You only had to see Rory McIlroy’s reaction to understand that this Ryder Cup defeat hurt. There was pain within the European ranks, a sense of humiliation after a 19-9 trouncing, the biggest margin of victory since the USA’s 21-11 win over Great Britain and Ireland in 1975.
There were still smiles, this was still a European team united, but it felt like for many of those in blue, their Ryder Cup journeys had come to an end.
On paper, the US had by far the stronger team, and were the favourites in the online betting. Indeed, on numerous occasions they have had the stronger collection of players, and yet Europe’s togetherness and team spirit have made the difference — not this time. For the first Ryder Cup in a while, Team USA were spirited and united, a group of supremely talented players all pulling in the same direction towards the same goal.
This was always the danger for Europe, that things would eventually click among the USA’s superstars and they would make their superiority count. But as much as the Americans excelled, there was a sense that many of Europe’s trusted performers of past Ryder Cups failed to produce the goods this time around.
The likes of Paul Casey, Ian Poulter and Lee Westwood all struggled to perform to the levels we know they are capable of, while McIlroy endured a Ryder Cup to forget, although he did restore some pride by beating Xander Schauffele in their singles match.
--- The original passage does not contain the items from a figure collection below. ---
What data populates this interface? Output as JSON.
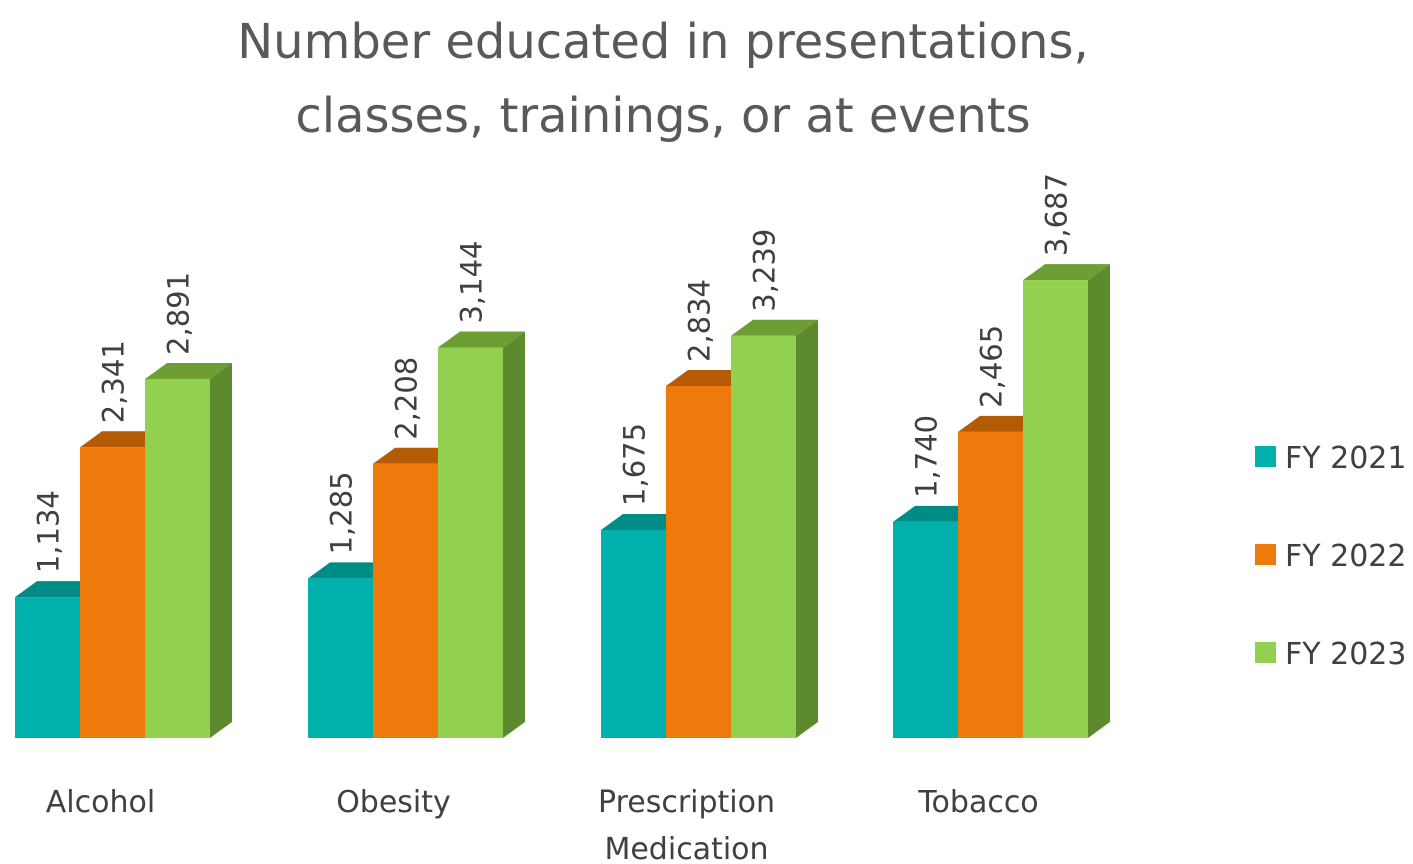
{
  "chart_data": {
    "type": "bar",
    "title_lines": [
      "Number educated in presentations,",
      "classes, trainings, or at events"
    ],
    "xlabel": "",
    "ylabel": "",
    "ylim": [
      0,
      4000
    ],
    "grid": false,
    "legend_position": "right",
    "categories": [
      [
        "Alcohol"
      ],
      [
        "Obesity"
      ],
      [
        "Prescription",
        "Medication"
      ],
      [
        "Tobacco"
      ]
    ],
    "series": [
      {
        "name": "FY 2021",
        "values": [
          1134,
          1285,
          1675,
          1740
        ],
        "labels": [
          "1,134",
          "1,285",
          "1,675",
          "1,740"
        ],
        "color": "#00B0AA",
        "top_color": "#008C86",
        "side_color": "#007A75"
      },
      {
        "name": "FY 2022",
        "values": [
          2341,
          2208,
          2834,
          2465
        ],
        "labels": [
          "2,341",
          "2,208",
          "2,834",
          "2,465"
        ],
        "color": "#EE7A0C",
        "top_color": "#B55A05",
        "side_color": "#A24F04"
      },
      {
        "name": "FY 2023",
        "values": [
          2891,
          3144,
          3239,
          3687
        ],
        "labels": [
          "2,891",
          "3,144",
          "3,239",
          "3,687"
        ],
        "color": "#92D050",
        "top_color": "#6C9E35",
        "side_color": "#5E8A2E"
      }
    ]
  }
}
But overall, experience was defeated by youth and despite Europe’s golfers having significantly more Ryder Cup knowhow, they could not cope with the simple fact that Team USA boasted more talent.
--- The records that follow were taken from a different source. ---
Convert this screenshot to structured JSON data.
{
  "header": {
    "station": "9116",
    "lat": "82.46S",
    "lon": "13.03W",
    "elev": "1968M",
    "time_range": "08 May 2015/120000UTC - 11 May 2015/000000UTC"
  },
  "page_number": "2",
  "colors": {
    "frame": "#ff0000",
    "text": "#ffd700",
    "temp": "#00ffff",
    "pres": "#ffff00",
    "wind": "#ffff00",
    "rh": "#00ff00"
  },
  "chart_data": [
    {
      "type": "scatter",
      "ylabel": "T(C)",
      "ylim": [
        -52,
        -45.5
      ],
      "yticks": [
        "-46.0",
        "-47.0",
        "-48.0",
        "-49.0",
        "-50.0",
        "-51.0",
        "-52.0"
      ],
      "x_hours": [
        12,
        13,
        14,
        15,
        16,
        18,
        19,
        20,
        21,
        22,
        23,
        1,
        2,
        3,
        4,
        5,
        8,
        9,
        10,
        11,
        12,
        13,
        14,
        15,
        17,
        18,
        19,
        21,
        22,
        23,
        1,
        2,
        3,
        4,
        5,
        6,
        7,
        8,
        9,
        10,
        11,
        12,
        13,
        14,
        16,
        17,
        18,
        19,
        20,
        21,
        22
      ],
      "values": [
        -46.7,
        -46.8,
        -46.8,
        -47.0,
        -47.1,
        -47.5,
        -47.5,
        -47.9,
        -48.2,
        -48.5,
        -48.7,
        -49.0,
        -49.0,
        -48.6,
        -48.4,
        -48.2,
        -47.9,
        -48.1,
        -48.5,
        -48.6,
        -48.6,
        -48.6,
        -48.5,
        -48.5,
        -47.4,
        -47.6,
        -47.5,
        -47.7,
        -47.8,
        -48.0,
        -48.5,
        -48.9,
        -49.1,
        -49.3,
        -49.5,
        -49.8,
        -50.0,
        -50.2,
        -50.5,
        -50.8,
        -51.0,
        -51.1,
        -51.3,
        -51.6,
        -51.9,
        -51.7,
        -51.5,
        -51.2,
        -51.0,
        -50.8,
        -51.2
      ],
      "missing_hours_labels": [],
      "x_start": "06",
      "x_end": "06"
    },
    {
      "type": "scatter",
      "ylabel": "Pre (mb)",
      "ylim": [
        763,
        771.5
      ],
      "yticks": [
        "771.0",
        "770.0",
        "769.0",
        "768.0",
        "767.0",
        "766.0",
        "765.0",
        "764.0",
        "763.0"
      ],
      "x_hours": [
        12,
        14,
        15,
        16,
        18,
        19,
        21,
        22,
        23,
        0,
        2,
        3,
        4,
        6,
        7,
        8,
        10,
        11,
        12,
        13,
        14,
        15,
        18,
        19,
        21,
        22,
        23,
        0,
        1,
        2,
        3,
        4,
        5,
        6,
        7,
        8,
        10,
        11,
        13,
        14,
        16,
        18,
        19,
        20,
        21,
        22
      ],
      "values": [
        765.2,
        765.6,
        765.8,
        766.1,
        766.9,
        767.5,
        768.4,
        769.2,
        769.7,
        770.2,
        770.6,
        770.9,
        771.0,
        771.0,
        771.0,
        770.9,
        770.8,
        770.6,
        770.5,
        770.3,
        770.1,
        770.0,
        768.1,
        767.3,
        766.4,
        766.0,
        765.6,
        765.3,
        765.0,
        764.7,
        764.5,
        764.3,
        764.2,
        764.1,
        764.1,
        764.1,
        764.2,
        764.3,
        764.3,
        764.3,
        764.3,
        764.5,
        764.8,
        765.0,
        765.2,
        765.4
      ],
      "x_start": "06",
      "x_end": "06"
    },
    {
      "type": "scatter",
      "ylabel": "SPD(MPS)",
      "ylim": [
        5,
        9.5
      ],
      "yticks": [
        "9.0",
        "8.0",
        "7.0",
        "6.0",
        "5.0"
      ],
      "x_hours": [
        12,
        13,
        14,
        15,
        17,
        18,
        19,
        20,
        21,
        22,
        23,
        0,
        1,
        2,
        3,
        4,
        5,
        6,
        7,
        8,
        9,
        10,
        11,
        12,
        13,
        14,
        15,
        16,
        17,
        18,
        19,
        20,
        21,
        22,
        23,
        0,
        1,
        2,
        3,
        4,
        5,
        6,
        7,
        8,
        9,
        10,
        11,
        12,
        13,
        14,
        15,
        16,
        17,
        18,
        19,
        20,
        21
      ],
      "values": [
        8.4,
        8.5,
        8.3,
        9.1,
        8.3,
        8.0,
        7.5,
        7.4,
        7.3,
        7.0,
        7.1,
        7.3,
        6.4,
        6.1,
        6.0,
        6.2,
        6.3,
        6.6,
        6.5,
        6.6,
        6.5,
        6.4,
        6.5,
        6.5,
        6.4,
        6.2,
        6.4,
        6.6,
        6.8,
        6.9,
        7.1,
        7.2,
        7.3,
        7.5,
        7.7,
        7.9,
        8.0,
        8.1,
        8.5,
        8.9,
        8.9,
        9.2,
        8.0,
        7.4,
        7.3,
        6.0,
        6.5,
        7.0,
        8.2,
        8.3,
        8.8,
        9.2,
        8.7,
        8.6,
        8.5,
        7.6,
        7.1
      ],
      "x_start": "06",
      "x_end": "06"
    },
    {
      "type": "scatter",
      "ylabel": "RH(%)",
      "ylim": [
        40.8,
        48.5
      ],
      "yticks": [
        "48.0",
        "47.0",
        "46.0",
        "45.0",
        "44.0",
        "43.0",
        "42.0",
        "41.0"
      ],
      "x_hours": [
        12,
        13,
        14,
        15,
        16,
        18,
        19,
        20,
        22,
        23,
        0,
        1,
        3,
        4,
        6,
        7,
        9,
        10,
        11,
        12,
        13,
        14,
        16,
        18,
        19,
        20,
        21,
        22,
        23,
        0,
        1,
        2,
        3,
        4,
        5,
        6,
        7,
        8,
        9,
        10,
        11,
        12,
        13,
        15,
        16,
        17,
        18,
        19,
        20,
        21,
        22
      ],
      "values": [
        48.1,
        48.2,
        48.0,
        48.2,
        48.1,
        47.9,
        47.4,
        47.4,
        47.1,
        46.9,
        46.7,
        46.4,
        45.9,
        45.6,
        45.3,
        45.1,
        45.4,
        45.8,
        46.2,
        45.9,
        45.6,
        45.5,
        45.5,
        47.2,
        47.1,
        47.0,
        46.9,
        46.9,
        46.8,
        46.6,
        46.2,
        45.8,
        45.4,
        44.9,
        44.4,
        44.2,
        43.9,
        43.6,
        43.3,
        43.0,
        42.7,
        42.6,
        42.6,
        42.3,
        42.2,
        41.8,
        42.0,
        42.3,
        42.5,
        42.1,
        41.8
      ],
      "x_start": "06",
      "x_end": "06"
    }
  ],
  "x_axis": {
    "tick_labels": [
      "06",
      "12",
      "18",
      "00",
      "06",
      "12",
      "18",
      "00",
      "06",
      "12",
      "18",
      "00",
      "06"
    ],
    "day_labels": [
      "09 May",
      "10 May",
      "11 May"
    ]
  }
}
There were six players over the age of 34 in Europe’s team, including four over 40, compared to just one player over 34 for the United States. The elder statesmen in the European setup have provided plenty of golden memories for golf fans from the continent, but their performances at Whistling Straits were a stark exposition of their waning powers. Setting García aside, who once again rose to the occasion at a Ryder Cup, Shane Lowry, Casey, Poulter, Westwood, and Wiesberger scored a total of just three points between them.
So, where does this leave Team Europe ahead of the 2023 Ryder Cup in Rome? Can we realistically expect to see players like Casey, Poulter, Westwood and Sergio García line out yet again? Ryder Cup specialist García performed admirably in a struggling team, notching three points, which only Jon Rahm bettered among the European ranks, but at 41 years of age he is in the autumn of his career. Is there the quality coming through to adequately replace those veterans in two years’ time?
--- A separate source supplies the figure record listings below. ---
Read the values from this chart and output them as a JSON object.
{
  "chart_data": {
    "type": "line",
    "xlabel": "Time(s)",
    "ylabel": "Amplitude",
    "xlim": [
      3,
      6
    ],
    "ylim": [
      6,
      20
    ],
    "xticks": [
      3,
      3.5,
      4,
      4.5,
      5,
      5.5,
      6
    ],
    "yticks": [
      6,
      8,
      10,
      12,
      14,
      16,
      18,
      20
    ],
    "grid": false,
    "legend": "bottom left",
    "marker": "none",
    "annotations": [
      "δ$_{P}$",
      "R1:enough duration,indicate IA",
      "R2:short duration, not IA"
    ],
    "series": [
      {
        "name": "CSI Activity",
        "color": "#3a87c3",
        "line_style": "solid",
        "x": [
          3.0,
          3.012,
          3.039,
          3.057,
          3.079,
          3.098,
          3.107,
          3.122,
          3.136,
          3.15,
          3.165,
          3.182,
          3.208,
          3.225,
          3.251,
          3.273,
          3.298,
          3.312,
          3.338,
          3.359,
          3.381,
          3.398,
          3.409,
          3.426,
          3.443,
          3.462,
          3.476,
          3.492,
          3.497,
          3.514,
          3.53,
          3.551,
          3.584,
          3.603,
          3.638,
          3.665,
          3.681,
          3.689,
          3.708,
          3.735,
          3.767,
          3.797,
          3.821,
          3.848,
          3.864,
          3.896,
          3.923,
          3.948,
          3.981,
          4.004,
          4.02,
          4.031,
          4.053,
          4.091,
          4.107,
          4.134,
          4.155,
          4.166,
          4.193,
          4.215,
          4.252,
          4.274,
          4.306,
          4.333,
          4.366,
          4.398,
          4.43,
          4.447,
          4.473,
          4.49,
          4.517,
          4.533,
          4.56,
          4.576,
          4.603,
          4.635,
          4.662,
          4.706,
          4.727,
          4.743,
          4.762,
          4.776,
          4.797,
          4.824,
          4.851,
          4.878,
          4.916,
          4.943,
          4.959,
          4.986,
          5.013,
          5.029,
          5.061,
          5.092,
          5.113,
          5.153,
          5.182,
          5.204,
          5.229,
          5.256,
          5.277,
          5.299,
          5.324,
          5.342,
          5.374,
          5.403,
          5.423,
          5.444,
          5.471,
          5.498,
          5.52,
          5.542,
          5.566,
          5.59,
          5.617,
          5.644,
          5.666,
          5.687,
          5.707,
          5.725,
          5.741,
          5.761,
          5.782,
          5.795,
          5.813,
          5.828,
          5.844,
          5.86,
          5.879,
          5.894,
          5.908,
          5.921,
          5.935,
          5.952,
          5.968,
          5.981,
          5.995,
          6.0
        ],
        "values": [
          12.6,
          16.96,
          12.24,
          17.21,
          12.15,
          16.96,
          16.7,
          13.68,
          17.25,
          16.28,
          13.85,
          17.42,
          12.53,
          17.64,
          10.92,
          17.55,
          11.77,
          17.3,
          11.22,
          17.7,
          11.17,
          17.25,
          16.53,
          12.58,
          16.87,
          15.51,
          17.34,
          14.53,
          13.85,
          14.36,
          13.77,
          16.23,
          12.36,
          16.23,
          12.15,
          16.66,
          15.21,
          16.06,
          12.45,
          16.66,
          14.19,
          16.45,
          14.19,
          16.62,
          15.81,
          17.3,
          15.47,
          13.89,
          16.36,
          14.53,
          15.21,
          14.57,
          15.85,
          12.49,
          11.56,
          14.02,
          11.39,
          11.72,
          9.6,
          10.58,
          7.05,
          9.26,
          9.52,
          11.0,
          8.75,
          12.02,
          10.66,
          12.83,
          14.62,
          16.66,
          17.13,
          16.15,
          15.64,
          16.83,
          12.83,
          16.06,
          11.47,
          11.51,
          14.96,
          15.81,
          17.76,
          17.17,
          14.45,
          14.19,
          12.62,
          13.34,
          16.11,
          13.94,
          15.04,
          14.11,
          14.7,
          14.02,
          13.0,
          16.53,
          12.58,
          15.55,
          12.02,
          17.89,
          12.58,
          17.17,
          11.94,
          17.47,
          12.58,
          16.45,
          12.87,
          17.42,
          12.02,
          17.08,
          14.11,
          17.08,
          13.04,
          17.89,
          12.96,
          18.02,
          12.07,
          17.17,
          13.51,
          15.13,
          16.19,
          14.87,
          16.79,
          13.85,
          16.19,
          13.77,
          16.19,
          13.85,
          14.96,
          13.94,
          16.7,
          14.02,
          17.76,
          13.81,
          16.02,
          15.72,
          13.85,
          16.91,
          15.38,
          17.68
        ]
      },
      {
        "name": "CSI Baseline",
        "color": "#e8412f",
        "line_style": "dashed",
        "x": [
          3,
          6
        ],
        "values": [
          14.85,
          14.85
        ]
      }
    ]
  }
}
Viktor Hovland, despite struggling for consistency over the three days, demonstrated that he has all the talent needed to be a valuable Ryder Cup player for years to come. There is also the fact that, in Rahm, Europe possess arguably the best player in the world at the moment, who could well dominate the game of golf as he reaches the peak years of his career. The likes of Matt Fitzpatrick, Robert MacIntyre and Guido Migliozzi will all undoubtedly have more of a say as future Ryder Cups come round the bend, but when stacked up against the riches of talent at the USA’s disposal, it’s hard to see how they can establish themselves in the online betting tips.
One thing Europe’s Ryder Cup teams have never lacked is unity and collective spirit. Those are the virtues that must be instilled in the younger generation of European golfers if they are to avoid getting swept away entirely by a red wave. The 2021 Ryder Cup was one to forget, but the work must start now if Europe are to avoid a repeat when the great tournament heads to Italy in 2023.